Generally speaking, the relationship between the incident light weight 0 and the reflected light ■2 is as follows: ΔIz=K(Io
y o) 'a(xt y)'''(to) and enters the observer's eyes. Here, 0 is the angle between the incident light and the observer (reflection angle), and K (Io,
O) is a function determined by the light source and the positional relationship between the light source and the observer, and α(x, y) is the function (x, y) on the second slice.
This is the reflectance at When the point (x ty) is inside an organ, 1. is attenuated within the organ and becomes IOI, which is smaller than 0. After being reflected at the point (x, y), it is attenuated again and becomes IO2, which enters the observer's eyes. This change cannot be controlled by the reflectance α(x ty) in equation (10), and is expressed as
) can be reflected in the constant.

A system configuration diagram of the above embodiment is shown in FIG.

This embodiment comprises a CPU 20, a main memory 2, high-speed dedicated hardware 22, an auxiliary memory 23, a CRT 24, a keyboard 25, and a common bus 26. The CPU 20 is MR
I-image creation processing is performed using the main memory 21, and the results are stored in the auxiliary memory 23. The high-speed dedicated hardware 22 is dedicated hardware for performing the processing shown in FIG.
There is a way to perform high-speed processing by reading data in 1. Another method is to provide a high-speed buffer memory instead of the main memory 21. The keyboard 25 is operated by the operator and is used to specify organs, specify reference characteristics, and the like. Also,
The CRT 24 serves as the work screen at that time, but is also used to display a 3D screen for final density addition.

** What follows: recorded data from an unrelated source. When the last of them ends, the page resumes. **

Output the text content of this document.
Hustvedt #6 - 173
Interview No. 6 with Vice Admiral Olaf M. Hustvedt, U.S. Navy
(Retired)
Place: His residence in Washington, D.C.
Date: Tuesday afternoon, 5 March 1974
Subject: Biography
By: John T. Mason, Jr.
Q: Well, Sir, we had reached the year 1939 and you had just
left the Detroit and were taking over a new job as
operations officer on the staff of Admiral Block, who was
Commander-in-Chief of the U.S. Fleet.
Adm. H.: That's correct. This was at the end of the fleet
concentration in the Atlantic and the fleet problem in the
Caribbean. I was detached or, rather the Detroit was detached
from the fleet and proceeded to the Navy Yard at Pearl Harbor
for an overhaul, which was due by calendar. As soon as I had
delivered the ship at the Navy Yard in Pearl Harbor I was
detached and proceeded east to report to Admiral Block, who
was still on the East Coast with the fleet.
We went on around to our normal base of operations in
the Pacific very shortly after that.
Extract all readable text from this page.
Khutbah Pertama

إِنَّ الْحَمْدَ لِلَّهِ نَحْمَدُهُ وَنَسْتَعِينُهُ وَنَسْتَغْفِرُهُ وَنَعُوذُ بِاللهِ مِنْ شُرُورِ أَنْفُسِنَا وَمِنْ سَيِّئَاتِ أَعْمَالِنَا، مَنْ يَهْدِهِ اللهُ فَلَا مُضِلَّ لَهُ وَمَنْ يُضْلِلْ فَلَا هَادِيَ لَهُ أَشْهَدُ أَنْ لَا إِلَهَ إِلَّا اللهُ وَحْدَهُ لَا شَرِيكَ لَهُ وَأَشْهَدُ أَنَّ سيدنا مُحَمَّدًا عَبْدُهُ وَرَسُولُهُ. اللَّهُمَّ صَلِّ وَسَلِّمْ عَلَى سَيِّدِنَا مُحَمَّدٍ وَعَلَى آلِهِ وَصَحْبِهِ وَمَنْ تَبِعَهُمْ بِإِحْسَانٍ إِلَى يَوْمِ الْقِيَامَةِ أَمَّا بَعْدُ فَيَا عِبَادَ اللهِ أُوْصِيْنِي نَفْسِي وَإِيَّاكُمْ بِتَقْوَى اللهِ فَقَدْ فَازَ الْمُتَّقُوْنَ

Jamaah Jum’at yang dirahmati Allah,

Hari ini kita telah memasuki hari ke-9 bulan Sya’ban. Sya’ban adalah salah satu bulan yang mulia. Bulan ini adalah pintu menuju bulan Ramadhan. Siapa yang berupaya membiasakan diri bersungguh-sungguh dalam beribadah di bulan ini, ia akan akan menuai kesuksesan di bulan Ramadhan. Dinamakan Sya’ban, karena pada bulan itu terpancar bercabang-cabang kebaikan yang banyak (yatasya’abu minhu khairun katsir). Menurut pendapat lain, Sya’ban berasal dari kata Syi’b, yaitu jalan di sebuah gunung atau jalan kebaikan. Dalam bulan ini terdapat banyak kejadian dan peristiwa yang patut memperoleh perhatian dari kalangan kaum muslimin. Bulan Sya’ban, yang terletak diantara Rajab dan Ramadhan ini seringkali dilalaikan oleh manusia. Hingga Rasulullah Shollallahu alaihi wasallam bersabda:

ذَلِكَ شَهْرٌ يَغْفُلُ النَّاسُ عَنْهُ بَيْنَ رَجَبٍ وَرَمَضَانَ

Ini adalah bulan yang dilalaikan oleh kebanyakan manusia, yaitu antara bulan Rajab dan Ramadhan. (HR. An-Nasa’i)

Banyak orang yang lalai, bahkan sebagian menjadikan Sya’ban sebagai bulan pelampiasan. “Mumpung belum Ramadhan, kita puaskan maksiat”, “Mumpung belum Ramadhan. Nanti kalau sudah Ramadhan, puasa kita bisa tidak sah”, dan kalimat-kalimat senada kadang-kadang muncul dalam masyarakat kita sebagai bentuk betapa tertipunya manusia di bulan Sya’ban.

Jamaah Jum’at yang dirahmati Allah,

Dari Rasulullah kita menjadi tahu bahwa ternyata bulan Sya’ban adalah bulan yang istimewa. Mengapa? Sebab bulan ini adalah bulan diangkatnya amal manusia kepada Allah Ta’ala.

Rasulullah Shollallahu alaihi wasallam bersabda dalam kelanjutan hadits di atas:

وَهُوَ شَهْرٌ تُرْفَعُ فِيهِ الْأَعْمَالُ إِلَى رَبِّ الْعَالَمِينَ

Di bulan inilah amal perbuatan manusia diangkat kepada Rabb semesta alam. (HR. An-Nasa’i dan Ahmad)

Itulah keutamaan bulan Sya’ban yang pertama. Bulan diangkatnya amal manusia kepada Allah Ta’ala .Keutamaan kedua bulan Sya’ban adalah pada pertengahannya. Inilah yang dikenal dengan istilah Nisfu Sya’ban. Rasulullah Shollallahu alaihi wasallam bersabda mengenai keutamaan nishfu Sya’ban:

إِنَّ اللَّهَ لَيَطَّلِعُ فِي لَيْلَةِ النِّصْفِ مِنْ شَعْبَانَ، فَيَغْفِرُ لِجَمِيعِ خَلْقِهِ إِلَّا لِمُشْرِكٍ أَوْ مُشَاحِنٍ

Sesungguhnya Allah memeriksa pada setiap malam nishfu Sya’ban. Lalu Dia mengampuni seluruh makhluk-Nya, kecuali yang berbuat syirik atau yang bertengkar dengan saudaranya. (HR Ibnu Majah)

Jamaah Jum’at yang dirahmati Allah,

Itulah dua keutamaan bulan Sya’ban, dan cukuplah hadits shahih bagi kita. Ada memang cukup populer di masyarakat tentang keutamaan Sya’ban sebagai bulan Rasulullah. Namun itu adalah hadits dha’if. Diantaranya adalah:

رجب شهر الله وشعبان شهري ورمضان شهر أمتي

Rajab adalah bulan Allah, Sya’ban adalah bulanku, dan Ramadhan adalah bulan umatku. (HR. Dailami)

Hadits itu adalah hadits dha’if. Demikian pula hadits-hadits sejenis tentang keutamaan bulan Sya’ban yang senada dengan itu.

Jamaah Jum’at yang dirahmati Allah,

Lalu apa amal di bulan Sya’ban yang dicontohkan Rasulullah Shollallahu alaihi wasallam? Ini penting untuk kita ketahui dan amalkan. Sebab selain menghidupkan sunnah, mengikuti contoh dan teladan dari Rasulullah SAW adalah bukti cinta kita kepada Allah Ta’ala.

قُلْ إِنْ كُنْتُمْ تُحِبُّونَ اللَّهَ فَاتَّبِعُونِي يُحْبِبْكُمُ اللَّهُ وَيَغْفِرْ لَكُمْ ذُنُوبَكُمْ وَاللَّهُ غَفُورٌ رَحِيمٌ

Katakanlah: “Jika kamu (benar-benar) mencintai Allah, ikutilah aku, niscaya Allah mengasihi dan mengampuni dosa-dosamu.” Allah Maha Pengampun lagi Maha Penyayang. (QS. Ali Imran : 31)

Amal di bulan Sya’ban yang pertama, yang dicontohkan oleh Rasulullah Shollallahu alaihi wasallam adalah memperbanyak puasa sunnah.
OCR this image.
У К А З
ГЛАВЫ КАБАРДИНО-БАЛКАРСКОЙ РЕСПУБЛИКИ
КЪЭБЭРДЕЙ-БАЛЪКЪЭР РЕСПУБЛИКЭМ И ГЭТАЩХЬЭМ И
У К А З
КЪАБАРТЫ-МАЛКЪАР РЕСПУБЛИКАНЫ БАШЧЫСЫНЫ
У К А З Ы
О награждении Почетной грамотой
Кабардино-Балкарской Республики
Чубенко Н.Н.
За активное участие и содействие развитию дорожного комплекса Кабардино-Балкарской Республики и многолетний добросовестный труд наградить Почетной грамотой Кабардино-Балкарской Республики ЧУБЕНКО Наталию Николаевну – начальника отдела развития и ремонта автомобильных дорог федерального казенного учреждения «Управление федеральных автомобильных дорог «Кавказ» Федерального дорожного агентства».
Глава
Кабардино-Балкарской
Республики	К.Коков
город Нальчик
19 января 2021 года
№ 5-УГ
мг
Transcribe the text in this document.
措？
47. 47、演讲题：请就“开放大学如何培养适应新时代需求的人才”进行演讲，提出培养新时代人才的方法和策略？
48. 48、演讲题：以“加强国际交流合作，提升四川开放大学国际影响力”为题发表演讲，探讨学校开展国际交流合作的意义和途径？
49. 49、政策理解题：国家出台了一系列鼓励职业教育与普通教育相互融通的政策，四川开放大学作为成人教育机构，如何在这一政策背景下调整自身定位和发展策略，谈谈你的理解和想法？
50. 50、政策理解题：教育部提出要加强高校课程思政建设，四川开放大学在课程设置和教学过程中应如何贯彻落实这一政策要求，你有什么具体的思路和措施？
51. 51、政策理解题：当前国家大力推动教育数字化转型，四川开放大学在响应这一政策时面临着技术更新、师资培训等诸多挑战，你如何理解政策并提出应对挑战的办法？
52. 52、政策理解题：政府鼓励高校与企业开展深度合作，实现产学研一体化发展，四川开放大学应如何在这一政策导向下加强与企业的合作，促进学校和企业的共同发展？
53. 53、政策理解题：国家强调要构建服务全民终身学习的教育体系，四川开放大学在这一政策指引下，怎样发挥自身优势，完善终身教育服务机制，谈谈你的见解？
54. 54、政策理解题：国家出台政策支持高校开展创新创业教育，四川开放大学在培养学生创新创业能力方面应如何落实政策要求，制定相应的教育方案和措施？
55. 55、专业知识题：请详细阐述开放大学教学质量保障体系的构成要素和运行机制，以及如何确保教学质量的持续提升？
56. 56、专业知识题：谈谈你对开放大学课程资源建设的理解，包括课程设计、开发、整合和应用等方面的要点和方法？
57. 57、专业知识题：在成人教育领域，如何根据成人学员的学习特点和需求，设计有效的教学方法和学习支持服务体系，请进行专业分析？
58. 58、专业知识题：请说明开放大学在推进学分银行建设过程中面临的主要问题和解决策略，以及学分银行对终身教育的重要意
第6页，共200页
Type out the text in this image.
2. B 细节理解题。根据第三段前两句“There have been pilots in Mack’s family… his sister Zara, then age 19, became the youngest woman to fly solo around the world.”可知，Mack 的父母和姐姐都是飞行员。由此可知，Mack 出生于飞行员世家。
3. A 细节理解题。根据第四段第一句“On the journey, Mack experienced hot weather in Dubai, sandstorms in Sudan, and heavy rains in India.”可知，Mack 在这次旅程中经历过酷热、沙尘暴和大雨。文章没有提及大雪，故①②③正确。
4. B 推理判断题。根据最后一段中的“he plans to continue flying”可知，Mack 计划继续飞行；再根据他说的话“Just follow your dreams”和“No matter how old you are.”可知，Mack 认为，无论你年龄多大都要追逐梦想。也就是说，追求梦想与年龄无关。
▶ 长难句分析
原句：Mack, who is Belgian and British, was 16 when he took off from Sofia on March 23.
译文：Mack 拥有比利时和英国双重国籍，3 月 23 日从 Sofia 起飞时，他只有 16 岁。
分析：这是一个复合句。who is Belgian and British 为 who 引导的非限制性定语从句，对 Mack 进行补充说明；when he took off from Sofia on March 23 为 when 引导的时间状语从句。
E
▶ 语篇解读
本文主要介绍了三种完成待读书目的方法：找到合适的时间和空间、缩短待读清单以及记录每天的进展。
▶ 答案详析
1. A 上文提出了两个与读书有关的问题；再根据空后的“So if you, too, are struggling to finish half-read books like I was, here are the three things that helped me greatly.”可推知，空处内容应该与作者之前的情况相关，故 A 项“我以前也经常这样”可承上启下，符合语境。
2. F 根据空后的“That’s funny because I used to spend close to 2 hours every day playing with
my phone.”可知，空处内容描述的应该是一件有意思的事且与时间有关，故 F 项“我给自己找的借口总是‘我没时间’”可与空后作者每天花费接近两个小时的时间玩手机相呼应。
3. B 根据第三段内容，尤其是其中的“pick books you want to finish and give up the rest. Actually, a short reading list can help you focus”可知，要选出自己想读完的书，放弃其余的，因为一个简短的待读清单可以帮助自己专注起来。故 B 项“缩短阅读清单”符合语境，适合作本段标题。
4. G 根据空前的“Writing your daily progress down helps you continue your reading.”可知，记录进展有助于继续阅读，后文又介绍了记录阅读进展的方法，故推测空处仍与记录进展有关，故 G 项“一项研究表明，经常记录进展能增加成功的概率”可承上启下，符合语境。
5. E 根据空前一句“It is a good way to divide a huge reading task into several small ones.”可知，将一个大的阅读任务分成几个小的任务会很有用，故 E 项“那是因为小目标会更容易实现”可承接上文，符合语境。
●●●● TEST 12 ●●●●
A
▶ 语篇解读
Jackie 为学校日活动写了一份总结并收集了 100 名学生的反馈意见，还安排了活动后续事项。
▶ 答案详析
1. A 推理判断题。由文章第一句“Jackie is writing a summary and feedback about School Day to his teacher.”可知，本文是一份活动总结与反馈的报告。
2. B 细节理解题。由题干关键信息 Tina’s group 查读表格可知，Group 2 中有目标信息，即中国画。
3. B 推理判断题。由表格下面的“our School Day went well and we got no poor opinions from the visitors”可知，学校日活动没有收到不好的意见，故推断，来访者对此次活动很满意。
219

In the above embodiment, an example of an MRI image is shown, but an example of an image obtained by a different measurement system is also possible. An example of this is shown in FIG. Figure 6 shows MRI images, X-ray CT images, and positron CT images (PET images).
This is an example that formally corresponds to a tertiary echo. Naturally, these are images of the same subject and the same region.

The process shown in FIG. 1 can be applied to images of such different measurement systems because the reference characteristics can be obtained empirically or measured.

[Effects of the Invention] According to the present invention, a reference characteristic is determined in advance, and concentration can be added according to the distance between the reference characteristic and the measured characteristic.

[Brief explanation of drawings]

Fig. 1 is an example diagram of the processing flow of the present invention, Fig. 2 is an MR
I image example diagram, FIG. 3 is a diagram showing reference characteristics and measured characteristics,
FIG. 4 is an example of the membership function of this embodiment, FIG. 5 is a system configuration diagram of the present invention, and FIG. 6 is a side view of another image to which the present invention is applied. 20...CPU, 21...Main memory, 21...High-speed dedicated hardware, 23...Auxiliary memory. Patent applicant Hitachi Medico Co., Ltd.

Claims (1)

[Claims] 1. A reference characteristic belonging to a specific organ is determined from an image obtained from a subject, and the opacity of each pixel of the image is set to be larger as it approaches the reference characteristic, and the opacity is set according to this opacity. A method for adding density to images created by adding density. 2. The above image is an MRI image using the spin echo method that employs multi-echo, and the above reference characteristics are based on this MRI image.
2. The method of densifying an image according to claim 1, wherein the relationship is between the multi-echo order of a specific organ in the image and the pixel density.